A generalização das denúncias, que tangenciam uns poucos deputados e senadores, sugere um severo esgarçamento do modelo democrático atual. Chegará o dia em que o eleitorado indagará: se é essa a "representação" exercida, qual a razão de termos representantes eleitos? Os cidadãos, cônscios da soberania da vontade do povo - hoje auscultada em dispendiosas pesquisas de opinião - exigirá a retomada da prerrogativa de nortear diretamente as ações do Poder Executivo, evitando a perfídia representativa que há tempos é recorrente na atividade parlamentar.

A democracia em seu formato original, segundo o modelo helênico, prescindia da mediação de representantes. Na ágora, o povo se reunia em assembléia para deliberar sobre os assuntos da cidade. A vontade era verbalizada, norteando o agir dos dirigentes. O povo se fazia ouvir e impunha ações que viessem verdadeiramente em benefício da comunidade.

Diz-se que a democracia direta se perdeu em virtude da explosão demográfica, com a consequente impossibilidade de reunião física dos concidadãos em um único espaço. Eis que restou criado o cenário propício ao surgimento da figura já rota da democracia indireta: a vontade do povo passaria a sofrer a mediação de sujeitos cuidadosamente escolhidos para a defesa do interesse comum.

Enquanto os nossos parlamentares teimam em esquecer o fim precípuo da representação, legitimada apenas pela atuação em favor do eleitorado, penso que as perspectivas tecnológicas abrem uma curiosa possibilidade de depuração do modelo político presente: o retorno à democracia dos antigos.

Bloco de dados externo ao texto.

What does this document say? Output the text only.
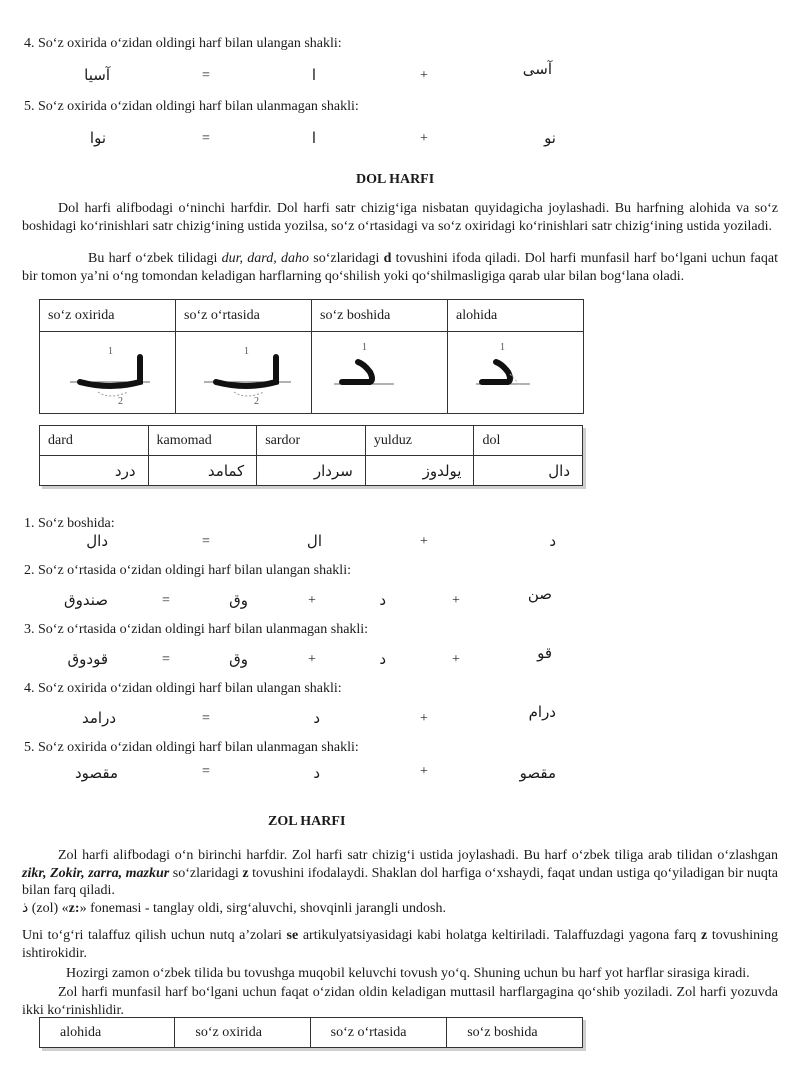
4. So‘z oxirida o‘zidan oldingi harf bilan ulangan shakli:
آسیا	=	ا	+	آسی
5. So‘z oxirida o‘zidan oldingi harf bilan ulanmagan shakli:
نوا	=	ا	+	نو
DOL HARFI
Dol harfi alifbodagi o‘ninchi harfdir. Dol harfi satr chizig‘iga nisbatan quyidagicha joylashadi. Bu harfning alohida va so‘z boshidagi ko‘rinishlari satr chizig‘ining ustida yozilsa, so‘z o‘rtasidagi va so‘z oxiridagi ko‘rinishlari satr chizig‘ining ustida yoziladi.
Bu harf o‘zbek tilidagi dur, dard, daho so‘zlaridagi d tovushini ifoda qiladi. Dol harfi munfasil harf bo‘lgani uchun faqat bir tomon ya’ni o‘ng tomondan keladigan harflarning qo‘shilish yoki qo‘shilmasligiga qarab ular bilan bog‘lana oladi.
so‘z oxirida	so‘z o‘rtasida	so‘z boshida	alohida

1
2	1
2	1	1
dard	kamomad	sardor	yulduz	dol
درد	کمامد	سردار	یولدوز	دال
1. So‘z boshida:
دال	=	ال	+	د
2. So‘z o‘rtasida o‘zidan oldingi harf bilan ulangan shakli:
صندوق	=	وق	+	د	+	صن
3. So‘z o‘rtasida o‘zidan oldingi harf bilan ulanmagan shakli:
قودوق	=	وق	+	د	+	قو
4. So‘z oxirida o‘zidan oldingi harf bilan ulangan shakli:
درامد	=	د	+	درام
5. So‘z oxirida o‘zidan oldingi harf bilan ulanmagan shakli:
مقصود	=	د	+	مقصو
ZOL HARFI
Zol harfi alifbodagi o‘n birinchi harfdir. Zol harfi satr chizig‘i ustida joylashadi. Bu harf o‘zbek tiliga arab tilidan o‘zlashgan zikr, Zokir, zarra, mazkur so‘zlaridagi z tovushini ifodalaydi. Shaklan dol harfiga o‘xshaydi, faqat undan ustiga qo‘yiladigan bir nuqta bilan farq qiladi.
ذ (zol) «z:» fonemasi - tanglay oldi, sirg‘aluvchi, shovqinli jarangli undosh.
Uni to‘g‘ri talaffuz qilish uchun nutq a’zolari se artikulyatsiyasidagi kabi holatga keltiriladi. Talaffuzdagi yagona farq z tovushining ishtirokidir.
Hozirgi zamon o‘zbek tilida bu tovushga muqobil keluvchi tovush yo‘q. Shuning uchun bu harf yot harflar sirasiga kiradi.
Zol harfi munfasil harf bo‘lgani uchun faqat o‘zidan oldin keladigan muttasil harflargagina qo‘shib yoziladi. Zol harfi yozuvda ikki ko‘rinishlidir.
alohida	so‘z oxirida	so‘z o‘rtasida	so‘z boshida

Se os atuais ocupantes de mandatos parlamentares não se impuserem uma urgente revisão dos padrões usuais de conduta, permitirão a iminente instauração de um modelo inovador de participação direta dos cidadãos nas decisões políticas do país. Mantido o curso dos acontecimentos, chegará o dia em que deputados e senadores serão apeados dos seus cobiçados cargos, por pressão popular, instalando-se uma versão neodemocrática de participação: uma imensa ágora cibernética, acessível a todos. Com as vantagens da economia de recursos e da certeza da prevalência da vontade comunitária, o espaço prescindiria da mediação daqueles que, a pretexto do exercício de uma representação, amesquinham o parlamento ao advogar primacialmente os seus próprios interesses. Teríamos, com isso, a inarredável certeza de que o bem comum voltaria a ser o escopo último da atividade política.